Корней Силантьевич был с виду кругленький и весьма подвижный. Серые узенькие глазки его быстро бегали. Бритое лицо всегда изображало благожелательную улыбку.
В контору вошел человек в синей блузе, в очках.
— Звали, Корней Силантьевич?
— Да, да, звал. Вот, Михайло Потапыч, получай масленщика!
— На рамы, что ли?
— На рамы. Подойдет?
— Маловат еще, но попробовать можно. — Потапыч строго посмотрел на меня.
Он понравился мне менее, чем хозяин. «Злой», — подумал я.
— Ну что же, Федор Константинович, приспособим мальчонку. Жалованье — двенадцать рублей. Бери его, Потапыч.
Мы шли между двумя рядами бревен, двигающихся друг за другом. Рабочие подкатывали бревна к низеньким тележкам и укладывали на них. Тележки зацеплялись крючьями за петли троса, и бревна одно за другим двигались к двум лесопильным рамам. Пилы с хрустом врезались в дерево. С другой стороны рам выходили готовые доски.

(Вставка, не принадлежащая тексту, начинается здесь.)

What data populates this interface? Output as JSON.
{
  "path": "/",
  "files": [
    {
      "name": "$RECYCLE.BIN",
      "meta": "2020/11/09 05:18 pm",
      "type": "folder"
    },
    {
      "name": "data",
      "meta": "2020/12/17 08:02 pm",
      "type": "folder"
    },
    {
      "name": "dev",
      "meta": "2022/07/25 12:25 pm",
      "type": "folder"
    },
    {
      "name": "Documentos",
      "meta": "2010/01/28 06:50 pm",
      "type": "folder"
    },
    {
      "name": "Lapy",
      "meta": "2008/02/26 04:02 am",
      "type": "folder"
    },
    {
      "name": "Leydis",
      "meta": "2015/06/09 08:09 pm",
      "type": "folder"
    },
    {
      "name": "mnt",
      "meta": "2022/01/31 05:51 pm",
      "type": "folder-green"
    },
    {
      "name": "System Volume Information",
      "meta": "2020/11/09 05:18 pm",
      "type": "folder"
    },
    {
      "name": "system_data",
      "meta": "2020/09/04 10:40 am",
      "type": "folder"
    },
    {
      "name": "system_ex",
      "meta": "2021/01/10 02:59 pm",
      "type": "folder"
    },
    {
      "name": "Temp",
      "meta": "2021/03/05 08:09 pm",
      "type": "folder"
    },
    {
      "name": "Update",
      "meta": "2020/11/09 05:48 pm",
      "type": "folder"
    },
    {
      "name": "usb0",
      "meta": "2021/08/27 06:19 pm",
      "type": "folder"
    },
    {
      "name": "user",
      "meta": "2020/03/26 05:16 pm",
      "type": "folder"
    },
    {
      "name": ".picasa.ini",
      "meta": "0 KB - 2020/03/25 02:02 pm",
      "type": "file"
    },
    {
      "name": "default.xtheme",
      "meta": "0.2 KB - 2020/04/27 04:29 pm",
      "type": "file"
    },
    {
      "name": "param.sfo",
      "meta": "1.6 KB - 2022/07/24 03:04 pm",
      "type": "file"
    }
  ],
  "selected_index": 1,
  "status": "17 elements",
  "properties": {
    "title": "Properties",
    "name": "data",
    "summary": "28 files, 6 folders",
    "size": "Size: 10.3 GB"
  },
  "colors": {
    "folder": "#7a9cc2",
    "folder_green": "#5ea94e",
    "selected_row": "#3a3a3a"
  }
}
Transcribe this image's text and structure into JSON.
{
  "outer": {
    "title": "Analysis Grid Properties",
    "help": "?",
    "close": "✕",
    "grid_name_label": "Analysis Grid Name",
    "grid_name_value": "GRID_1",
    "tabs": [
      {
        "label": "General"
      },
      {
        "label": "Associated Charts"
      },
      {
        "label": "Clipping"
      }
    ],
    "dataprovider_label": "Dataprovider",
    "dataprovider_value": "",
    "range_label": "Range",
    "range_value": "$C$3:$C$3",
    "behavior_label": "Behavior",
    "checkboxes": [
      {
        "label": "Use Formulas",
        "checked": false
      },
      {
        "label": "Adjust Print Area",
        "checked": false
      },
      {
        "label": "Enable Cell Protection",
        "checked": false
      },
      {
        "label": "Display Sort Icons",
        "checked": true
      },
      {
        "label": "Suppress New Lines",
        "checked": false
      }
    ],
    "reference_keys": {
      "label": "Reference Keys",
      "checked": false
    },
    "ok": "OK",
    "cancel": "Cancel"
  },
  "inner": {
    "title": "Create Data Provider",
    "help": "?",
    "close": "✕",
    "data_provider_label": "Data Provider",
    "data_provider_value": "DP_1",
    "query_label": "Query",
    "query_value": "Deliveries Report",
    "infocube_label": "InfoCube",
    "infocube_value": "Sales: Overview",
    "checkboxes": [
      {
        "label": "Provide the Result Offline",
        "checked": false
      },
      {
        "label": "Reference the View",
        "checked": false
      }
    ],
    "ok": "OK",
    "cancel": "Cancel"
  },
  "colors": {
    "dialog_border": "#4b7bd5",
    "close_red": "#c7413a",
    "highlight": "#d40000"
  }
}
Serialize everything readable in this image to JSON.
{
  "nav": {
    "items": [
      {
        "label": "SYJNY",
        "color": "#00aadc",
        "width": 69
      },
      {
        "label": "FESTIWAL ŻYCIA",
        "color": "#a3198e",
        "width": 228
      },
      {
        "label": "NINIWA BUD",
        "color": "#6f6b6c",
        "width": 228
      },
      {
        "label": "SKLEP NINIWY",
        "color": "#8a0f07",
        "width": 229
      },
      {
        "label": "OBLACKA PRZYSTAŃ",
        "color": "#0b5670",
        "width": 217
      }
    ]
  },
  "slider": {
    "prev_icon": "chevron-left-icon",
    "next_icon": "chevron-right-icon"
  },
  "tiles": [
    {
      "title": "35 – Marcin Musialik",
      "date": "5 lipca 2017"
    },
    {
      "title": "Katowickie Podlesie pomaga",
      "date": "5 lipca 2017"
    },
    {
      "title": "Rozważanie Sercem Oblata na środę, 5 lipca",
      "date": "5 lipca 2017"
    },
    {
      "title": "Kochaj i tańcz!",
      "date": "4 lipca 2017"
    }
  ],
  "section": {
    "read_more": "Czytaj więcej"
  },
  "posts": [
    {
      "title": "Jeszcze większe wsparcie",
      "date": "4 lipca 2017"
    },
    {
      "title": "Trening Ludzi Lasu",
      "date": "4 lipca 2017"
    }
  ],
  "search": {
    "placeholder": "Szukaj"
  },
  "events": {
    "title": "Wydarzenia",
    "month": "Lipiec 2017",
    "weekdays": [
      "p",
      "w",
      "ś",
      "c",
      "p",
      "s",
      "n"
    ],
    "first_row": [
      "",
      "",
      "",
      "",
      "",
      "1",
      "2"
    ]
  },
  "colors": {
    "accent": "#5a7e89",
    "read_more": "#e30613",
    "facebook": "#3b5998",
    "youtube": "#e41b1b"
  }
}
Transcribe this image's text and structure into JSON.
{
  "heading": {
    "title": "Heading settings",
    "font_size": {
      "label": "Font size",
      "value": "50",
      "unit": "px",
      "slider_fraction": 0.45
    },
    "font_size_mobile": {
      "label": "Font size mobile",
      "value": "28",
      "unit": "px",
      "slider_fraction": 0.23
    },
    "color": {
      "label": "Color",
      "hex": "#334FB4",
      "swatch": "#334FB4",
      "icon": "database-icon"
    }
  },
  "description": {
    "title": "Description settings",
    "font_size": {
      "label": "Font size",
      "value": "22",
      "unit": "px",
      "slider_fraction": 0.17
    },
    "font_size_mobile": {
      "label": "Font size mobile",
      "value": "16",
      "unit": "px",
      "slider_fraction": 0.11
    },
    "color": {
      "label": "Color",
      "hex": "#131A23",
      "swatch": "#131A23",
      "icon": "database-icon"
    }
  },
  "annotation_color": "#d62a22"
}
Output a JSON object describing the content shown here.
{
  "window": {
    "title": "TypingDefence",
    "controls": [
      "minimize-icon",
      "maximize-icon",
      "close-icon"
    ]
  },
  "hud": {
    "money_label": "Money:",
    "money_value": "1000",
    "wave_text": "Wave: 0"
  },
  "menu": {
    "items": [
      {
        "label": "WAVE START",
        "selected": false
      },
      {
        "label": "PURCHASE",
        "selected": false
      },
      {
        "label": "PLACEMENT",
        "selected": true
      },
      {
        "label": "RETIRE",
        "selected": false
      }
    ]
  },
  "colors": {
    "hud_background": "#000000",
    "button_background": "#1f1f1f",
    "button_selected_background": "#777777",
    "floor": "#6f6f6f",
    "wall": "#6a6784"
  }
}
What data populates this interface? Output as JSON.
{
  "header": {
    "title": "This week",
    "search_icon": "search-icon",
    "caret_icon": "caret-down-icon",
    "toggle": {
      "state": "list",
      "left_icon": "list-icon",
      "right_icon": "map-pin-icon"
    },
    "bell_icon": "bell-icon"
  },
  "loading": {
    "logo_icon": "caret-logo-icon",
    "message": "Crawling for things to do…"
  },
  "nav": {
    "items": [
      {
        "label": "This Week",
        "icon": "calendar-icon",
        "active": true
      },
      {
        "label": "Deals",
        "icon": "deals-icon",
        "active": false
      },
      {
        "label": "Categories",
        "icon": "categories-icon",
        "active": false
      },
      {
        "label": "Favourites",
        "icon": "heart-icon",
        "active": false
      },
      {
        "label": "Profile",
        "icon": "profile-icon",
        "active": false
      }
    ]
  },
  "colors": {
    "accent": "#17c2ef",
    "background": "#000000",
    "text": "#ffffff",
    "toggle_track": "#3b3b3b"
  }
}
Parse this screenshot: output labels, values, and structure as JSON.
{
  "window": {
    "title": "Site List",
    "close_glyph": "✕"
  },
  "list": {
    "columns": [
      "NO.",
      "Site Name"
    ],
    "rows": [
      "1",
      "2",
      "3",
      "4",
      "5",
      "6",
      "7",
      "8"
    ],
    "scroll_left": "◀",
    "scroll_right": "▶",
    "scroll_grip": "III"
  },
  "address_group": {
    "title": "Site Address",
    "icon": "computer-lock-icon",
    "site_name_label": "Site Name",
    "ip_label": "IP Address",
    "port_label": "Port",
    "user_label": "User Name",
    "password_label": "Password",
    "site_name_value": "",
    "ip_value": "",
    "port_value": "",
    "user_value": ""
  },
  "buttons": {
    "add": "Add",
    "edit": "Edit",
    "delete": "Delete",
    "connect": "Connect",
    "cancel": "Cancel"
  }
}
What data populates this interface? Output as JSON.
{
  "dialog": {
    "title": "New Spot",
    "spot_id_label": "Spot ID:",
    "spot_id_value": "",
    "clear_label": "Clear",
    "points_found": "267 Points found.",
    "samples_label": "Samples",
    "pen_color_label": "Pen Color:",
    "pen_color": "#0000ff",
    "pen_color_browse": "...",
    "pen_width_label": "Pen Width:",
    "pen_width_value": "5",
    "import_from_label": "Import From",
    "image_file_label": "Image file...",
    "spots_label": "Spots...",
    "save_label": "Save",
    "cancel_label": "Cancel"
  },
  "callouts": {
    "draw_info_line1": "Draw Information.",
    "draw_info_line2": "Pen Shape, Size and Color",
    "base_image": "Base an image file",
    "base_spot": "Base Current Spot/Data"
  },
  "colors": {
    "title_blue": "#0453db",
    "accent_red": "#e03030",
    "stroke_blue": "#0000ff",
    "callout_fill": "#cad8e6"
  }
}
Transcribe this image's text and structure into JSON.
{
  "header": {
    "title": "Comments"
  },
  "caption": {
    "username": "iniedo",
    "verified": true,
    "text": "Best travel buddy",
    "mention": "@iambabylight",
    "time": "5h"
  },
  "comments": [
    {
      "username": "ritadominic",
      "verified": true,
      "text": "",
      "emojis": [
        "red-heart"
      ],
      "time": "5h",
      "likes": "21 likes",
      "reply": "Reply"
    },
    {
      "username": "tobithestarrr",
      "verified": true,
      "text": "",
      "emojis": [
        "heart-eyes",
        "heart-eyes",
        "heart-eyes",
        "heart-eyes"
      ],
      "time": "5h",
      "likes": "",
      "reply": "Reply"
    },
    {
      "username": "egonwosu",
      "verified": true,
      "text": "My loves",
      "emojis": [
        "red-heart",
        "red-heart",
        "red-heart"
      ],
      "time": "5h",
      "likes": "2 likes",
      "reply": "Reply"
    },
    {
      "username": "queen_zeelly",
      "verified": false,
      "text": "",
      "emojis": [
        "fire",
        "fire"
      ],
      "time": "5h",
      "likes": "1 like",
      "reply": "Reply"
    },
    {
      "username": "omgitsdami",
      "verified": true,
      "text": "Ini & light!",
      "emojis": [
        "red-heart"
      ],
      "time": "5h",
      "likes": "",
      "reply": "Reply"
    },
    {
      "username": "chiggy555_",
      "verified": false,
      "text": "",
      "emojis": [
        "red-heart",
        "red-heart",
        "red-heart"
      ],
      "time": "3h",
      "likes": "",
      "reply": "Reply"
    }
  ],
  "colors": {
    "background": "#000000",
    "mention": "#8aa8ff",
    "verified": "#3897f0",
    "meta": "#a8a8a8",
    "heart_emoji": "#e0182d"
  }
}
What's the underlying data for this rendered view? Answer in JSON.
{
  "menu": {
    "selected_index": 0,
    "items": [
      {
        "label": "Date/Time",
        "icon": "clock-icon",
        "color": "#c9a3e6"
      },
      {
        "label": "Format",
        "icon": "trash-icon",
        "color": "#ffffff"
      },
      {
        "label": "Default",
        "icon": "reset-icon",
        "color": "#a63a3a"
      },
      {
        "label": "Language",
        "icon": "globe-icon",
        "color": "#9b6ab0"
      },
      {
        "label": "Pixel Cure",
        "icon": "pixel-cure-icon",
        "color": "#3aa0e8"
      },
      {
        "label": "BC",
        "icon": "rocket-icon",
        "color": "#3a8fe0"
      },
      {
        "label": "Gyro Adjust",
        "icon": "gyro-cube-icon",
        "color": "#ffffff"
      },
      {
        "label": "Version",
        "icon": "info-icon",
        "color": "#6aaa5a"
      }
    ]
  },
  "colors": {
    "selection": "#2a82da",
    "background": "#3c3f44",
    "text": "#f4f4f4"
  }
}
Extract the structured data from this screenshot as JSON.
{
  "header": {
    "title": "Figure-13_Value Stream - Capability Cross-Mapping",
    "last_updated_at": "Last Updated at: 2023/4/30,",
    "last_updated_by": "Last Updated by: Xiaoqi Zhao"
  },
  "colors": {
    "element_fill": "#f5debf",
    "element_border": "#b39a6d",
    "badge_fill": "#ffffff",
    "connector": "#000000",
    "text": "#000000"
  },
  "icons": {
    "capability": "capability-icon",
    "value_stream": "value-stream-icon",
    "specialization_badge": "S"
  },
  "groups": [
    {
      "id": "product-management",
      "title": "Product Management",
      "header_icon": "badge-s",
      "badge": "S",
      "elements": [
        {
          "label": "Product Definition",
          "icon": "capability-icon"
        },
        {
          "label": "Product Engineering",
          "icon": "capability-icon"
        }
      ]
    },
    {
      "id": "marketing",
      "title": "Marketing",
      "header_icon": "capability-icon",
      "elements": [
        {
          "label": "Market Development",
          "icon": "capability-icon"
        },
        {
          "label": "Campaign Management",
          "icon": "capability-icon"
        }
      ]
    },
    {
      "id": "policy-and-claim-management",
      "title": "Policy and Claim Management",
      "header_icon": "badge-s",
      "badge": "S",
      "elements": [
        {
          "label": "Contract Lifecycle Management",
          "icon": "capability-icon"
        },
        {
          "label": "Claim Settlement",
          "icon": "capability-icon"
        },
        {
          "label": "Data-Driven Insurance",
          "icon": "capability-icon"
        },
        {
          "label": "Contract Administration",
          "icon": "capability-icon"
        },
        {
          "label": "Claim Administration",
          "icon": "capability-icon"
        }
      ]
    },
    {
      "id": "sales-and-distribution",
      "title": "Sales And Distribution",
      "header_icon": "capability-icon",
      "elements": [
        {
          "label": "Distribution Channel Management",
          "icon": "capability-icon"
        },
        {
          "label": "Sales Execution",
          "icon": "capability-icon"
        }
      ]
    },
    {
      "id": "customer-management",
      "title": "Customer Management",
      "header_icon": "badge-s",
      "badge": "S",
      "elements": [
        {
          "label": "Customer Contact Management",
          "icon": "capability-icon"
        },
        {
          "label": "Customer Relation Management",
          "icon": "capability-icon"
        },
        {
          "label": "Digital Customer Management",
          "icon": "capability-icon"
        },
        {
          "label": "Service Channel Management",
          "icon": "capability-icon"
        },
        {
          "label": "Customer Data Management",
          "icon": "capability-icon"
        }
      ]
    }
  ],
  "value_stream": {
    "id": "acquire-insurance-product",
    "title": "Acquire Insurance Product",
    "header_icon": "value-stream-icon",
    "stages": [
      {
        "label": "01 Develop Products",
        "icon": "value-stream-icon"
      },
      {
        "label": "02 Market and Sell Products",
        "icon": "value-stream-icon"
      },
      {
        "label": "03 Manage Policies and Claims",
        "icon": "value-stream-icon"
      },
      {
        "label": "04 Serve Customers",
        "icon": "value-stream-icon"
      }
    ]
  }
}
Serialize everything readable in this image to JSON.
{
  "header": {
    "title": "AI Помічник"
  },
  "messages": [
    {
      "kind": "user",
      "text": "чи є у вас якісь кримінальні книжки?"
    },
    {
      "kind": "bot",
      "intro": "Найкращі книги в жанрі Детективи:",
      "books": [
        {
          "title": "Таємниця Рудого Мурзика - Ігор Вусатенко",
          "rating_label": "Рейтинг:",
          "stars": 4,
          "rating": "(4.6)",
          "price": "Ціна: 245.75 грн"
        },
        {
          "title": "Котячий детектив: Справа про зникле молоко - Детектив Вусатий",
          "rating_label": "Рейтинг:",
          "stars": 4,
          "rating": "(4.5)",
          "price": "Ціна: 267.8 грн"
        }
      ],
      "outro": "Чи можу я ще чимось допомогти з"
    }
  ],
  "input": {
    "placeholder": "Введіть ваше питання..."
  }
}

— Ты откуда, парень? — спросил Потапыч.
— Из села, из Оёка.
— Ты еще, значит, деревня?
— Я три года у купца Козырева служил, — ответил я, обидевшись.
— У Козырева? Это который в своих приказчиков стреляет?
Я промолчал. Меня удивило, что Потапыч знает о пьяных похождениях моего бывшего хозяина.
Вошли в машинное отделение. Огромный, трехметрового диаметра, маховик стремительно вертелся, увлекая шесть толстых канатов, протянутых от трансмиссии. В машинном стояло неутихающее гуденье.
— Как тебя зовут? — спросил Потапыч.
— Петькой.
— Петром, значит… Вот, Петруха, — проговорил он неожиданно ласково и положил мне на плечо руку. — Здесь — сердце завода. Пока бьется это сердце, завод работает; перестанет биться — завод умрет.